GOP leaders see health care, ed reform, business property tax as session issues
It’s no secret that in Idaho, Republicans set the agenda for both the state House of Representatives and the Senate due to overwhelming majorities in both chambers. Yet what that agenda might consist of, and where it might lead in the 2013 legislative session, is a bit unclear.
“It is not my role to drive my opinions into the minds of the other legislators,” says Rep. Scott Bedke, R-Oakley, the newly elected speaker of the House of Representatives. In an interview with IdahoReporter.com when asked about a slew of issues that will likely confront the Legislature this year, Bedke displayed the same restraint with his own positions that he is proposing to exercise with his fellow House members. “Forty-five percent of the House has turned over, so we’ve got a lot of new members. My task is to get the new members up to speed on the issues and procedures, and let them arrive at their own policy positions.”
However Bedke, along with Sen.
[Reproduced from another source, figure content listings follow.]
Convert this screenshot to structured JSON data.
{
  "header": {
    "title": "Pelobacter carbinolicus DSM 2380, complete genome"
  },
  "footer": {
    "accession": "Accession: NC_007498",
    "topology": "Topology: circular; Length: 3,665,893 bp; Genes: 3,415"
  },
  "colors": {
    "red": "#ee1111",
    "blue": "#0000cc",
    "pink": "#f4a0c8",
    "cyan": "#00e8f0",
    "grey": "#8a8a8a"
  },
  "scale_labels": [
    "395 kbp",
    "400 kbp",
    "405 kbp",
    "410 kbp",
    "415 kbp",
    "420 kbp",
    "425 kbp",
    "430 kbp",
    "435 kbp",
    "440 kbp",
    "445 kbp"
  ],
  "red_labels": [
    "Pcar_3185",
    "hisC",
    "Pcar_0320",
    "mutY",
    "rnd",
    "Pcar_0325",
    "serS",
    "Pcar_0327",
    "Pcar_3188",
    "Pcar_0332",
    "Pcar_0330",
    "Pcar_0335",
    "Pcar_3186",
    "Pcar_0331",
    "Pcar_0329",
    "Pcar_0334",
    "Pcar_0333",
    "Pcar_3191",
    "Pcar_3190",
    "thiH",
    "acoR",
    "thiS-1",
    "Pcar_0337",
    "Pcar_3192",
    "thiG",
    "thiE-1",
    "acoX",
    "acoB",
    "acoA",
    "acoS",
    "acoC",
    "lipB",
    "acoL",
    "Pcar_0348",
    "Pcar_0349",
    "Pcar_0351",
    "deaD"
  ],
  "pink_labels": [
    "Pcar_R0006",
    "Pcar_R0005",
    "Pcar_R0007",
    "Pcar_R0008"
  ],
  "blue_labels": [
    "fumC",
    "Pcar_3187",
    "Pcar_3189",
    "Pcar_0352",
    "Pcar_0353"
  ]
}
Brent Hill, R-Rexburg, the Senate president pro tempore, both acknowledge that education reform legislation is likely to emerge again this year. “There were a lot of popular education reforms embedded in Propositions 1, 2 and 3, despite the propositions’ rejection in last November’s election,” Bedke says.
“There is bipartisan agreement that we need education reform in Idaho,” Hill told IdahoReporter.com. “But the stakeholders need to be heard, before the Legislature acts again on this.” Bedke noted his confidence that Idahoans want “the latest and greatest” technology in public school classrooms, while Hill expressed caution over the price of such technology.
On the issue of eliminating Idaho’s business personal property tax—a tax that is levied by the state and that is used to generate revenues to fund county government services—the two legislative leaders are cautious. “The veteran House members are quite familiar with it,” Bedke says, “but eliminating the tax will take $140 million away from the county governments each year.” While Hill calls the tax “onerous,” he concurs with Bedke that merely repealing the tax is insufficient, and that a mechanism to make up for the lost revenue will have to be established.
Hill and Bedke feel that health care issues will be prominent in the upcoming legislative session. Hill supports the idea of Idaho creating its own state-based insurance exchange as a means of complying with federal Obamacare mandates, a position championed by Gov. Butch Otter, but Bedke declined to offer an opinion on the matter. “The House membership encompasses a lot of people from very diverse backgrounds. I intend to create a venue where the members’ voices can be heard, a venue where we can all listen and learn,” Bedke says.
While the House and Senate leaders agree there will be debate on creating a state-based insurance exchange, the Legislature may not consider whether or not to expand the eligibility for Medicaid in Idaho. Portions of the Obamacare law originally mandated that the individual states must do this, although the U.S. Supreme Court overturned the state Medicaid mandates. Despite this, however, the U.S. Congress has appropriated federal funding for states that choose this course.
“I don’t think Medicaid expansion is an issue that we’re going to have to deal with this year,” Hill told IdahoReporter.com. “I am, however, very impressed with some of the Medicaid reforms that the state of Florida has enacted in recent years, and I think we can adopt some of what Florida has done to make our state’s Medicaid program more cost effective and efficient.” Bedke offered no specifics on what the House might do with the prospect of Medicaid expansion.
The Idaho Legislature will begin its 2013 legislative session Monday, Jan. 7.